Split 768 rows into train = 514 and test = 254 rows
Accuracy: 76.77165354330708%


## Implementation Extensions

This section provides you with ideas for extensions that you could apply and investigate with the Python code you have implemented as part of this tutorial.

You have implemented your own version of Gaussian Naive Bayes in python from scratch.

You can extend the implementation further.

-  __Calculate Class Probabilities__: Update the example to summarize the probabilities of a data instance belonging to each class as a ratio.
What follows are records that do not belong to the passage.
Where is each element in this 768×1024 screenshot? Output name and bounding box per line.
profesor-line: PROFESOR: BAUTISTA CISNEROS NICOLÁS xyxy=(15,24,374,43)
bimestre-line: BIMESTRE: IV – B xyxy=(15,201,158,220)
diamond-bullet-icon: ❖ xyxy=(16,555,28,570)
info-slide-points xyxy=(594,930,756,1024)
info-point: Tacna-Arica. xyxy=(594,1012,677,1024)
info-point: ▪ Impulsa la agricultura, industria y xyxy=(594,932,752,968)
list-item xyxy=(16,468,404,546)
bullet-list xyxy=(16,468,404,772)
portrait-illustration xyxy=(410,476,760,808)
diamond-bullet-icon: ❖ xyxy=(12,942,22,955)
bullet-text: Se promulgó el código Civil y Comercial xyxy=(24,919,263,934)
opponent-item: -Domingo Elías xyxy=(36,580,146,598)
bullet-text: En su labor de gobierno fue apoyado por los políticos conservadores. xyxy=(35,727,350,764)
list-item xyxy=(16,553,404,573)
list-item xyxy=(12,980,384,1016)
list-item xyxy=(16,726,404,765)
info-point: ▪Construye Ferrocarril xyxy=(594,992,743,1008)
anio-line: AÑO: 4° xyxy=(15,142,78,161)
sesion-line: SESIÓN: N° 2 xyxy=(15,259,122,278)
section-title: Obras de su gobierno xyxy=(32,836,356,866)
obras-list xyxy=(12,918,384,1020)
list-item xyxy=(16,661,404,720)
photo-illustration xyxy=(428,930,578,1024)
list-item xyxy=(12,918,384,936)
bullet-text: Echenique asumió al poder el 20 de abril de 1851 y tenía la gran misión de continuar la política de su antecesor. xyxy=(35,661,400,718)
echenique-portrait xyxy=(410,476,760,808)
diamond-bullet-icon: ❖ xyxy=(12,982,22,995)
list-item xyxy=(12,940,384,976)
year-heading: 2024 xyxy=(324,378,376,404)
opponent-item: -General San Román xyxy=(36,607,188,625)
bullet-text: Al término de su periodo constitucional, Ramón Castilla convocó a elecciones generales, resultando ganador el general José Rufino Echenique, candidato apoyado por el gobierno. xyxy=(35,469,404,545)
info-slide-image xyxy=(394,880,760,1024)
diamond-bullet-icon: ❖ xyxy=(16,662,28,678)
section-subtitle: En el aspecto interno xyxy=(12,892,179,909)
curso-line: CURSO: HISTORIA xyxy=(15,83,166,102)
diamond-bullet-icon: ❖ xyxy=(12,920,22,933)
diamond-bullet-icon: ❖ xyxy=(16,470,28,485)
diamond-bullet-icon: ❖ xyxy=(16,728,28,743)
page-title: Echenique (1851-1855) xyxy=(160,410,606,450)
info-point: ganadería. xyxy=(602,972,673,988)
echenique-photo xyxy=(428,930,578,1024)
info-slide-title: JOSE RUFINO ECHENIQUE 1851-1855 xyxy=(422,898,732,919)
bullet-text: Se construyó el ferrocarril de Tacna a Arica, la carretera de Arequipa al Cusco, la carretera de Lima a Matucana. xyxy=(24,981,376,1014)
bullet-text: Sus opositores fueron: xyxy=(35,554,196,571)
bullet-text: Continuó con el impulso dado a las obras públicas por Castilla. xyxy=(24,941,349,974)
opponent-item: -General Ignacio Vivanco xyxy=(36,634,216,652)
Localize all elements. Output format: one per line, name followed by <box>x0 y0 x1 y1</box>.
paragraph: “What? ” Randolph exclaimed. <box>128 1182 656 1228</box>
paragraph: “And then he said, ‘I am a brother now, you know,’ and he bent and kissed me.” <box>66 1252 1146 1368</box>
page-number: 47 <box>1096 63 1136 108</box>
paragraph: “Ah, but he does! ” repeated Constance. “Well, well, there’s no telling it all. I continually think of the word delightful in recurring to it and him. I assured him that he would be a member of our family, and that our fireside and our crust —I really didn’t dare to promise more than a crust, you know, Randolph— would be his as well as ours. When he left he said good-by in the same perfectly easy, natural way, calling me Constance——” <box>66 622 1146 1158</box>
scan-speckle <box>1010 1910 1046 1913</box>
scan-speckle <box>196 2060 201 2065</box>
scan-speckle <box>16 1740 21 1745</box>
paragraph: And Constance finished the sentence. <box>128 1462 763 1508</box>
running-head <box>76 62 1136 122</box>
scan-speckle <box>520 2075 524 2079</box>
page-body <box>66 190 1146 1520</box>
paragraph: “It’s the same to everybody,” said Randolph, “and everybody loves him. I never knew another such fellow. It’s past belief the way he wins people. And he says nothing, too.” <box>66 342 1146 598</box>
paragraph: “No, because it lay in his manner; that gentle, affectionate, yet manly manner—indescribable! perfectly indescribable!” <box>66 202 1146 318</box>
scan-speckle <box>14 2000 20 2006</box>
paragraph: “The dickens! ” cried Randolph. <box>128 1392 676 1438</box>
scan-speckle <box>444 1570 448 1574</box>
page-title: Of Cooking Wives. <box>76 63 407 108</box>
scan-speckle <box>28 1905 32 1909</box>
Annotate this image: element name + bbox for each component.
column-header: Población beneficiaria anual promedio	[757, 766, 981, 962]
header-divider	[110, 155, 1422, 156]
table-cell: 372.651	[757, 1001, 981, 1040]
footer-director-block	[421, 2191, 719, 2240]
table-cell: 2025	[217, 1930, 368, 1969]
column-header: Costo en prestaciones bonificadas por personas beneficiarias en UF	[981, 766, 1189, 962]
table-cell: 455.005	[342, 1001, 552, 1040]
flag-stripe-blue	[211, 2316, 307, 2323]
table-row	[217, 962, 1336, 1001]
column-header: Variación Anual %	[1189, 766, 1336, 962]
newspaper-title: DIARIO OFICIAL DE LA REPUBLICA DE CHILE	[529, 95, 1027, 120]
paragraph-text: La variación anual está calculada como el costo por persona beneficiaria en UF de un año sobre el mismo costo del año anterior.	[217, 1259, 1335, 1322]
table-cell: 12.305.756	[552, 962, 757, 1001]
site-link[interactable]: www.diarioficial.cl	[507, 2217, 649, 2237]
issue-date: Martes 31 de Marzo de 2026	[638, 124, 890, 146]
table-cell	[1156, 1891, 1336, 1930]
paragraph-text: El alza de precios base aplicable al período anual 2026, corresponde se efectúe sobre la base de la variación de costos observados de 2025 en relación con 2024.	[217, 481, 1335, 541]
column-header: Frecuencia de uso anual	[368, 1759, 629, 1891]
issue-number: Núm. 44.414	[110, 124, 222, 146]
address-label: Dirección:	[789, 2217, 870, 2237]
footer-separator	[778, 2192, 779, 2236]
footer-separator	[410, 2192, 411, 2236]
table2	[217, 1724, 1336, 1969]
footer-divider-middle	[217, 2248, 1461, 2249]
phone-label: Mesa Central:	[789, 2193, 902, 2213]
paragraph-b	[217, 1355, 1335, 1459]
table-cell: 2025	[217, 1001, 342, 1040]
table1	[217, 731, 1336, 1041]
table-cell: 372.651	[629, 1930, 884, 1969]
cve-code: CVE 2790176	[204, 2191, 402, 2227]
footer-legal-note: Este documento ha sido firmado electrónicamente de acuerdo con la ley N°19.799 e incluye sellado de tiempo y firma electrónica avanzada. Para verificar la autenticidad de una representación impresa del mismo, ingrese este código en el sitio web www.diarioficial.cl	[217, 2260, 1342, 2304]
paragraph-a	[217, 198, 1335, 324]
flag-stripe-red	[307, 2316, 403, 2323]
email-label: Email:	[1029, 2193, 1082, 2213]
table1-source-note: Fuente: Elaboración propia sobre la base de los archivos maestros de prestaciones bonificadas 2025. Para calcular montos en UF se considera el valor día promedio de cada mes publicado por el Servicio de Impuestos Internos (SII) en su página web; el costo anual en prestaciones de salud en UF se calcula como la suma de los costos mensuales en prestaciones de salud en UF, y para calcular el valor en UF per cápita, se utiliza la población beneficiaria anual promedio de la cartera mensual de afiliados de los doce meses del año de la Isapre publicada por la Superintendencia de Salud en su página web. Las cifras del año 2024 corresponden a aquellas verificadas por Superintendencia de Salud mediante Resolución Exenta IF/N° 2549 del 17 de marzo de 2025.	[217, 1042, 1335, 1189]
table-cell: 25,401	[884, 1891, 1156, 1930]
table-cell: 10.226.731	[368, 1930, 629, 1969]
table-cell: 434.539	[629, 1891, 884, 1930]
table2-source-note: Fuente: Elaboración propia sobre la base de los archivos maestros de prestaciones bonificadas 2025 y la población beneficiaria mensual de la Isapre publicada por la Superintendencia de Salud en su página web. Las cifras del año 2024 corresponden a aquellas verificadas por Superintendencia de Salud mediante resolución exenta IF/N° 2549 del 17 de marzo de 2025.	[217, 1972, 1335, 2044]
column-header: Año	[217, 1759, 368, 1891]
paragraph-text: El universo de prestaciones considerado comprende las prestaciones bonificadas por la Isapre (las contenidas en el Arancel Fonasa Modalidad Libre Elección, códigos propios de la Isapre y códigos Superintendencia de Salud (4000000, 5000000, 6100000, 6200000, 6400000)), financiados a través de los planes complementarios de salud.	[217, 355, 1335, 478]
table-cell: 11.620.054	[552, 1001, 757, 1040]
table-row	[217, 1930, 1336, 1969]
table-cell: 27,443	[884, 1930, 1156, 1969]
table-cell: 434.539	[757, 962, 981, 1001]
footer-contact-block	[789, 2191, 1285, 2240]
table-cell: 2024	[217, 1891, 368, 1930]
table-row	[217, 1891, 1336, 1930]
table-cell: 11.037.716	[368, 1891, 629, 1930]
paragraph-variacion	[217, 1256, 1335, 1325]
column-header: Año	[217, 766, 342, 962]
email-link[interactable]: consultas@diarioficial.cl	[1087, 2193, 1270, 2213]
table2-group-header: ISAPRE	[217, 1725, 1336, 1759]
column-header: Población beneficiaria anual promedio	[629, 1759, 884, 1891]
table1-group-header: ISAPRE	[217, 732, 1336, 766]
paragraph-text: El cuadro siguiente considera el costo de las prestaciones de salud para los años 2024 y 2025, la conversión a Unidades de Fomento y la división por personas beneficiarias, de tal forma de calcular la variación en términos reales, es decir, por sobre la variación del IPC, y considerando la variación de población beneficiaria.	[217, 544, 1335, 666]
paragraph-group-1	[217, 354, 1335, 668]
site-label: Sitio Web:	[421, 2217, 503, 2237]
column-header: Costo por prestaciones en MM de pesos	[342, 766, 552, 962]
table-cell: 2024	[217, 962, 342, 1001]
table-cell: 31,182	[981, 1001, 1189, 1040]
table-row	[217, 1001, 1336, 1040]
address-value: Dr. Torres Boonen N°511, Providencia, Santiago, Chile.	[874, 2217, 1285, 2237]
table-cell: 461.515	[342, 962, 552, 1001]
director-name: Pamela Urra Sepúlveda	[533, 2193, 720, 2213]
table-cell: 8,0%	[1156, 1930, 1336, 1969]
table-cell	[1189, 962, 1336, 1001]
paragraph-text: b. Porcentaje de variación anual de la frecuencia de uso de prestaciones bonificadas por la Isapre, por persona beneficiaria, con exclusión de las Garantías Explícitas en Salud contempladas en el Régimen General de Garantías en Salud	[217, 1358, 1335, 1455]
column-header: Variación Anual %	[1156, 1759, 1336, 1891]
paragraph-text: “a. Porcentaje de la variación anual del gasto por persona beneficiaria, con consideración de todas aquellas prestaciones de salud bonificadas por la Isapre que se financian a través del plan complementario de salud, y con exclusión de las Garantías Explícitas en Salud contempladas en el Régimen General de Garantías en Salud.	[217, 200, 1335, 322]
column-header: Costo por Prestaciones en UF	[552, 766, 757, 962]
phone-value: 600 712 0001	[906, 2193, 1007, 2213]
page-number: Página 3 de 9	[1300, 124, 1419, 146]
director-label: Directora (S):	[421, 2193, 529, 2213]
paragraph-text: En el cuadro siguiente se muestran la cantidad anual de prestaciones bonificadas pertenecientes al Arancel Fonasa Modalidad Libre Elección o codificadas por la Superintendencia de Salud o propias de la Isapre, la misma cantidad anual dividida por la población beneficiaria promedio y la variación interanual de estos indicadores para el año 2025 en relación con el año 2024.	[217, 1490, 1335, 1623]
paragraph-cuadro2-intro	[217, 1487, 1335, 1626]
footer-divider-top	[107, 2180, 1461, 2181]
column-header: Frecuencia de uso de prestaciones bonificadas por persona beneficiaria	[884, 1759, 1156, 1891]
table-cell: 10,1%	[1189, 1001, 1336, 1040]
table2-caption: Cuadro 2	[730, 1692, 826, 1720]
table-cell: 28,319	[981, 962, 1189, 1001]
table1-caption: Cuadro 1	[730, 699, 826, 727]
This can be calculated as the probability of a data instance belonging to one class, divided by the sum of the probabilities of the data instance belonging to each class. For example, an instance had the probability of 0.02 for class A and 0.001 for class B, the likelihood of the instance belonging to class A is 0.02/(0.02 + 0.001) * 100 which is about 95.23%.
-  __Log Probabilities__: The conditional probabilities for each class given an attribute value are small. When they are multiplied together, they result in very small values, which can lead to floating point underflow (numbers are too small to represent in Python). A common fix for this is to combine the log of the probabilities together. Research and implement this improvement.
-  __Nominal Attributes__: Update the implementation to support nominal attributes. This is much similar and the summary information you can collect for each attribute is the ratio of category values for each class.
-  __Different Density Function__ (_bernoulli_ or _multinomial_): We have looked at Gaussian Naive Bayes, but you can also look at other distributions. Implement a different distribution such as _multinomial_, _bernoulli_ or _kernel naive bayes_ that make different assumptions about the distribution of attribute values and/or their relationship with the class value.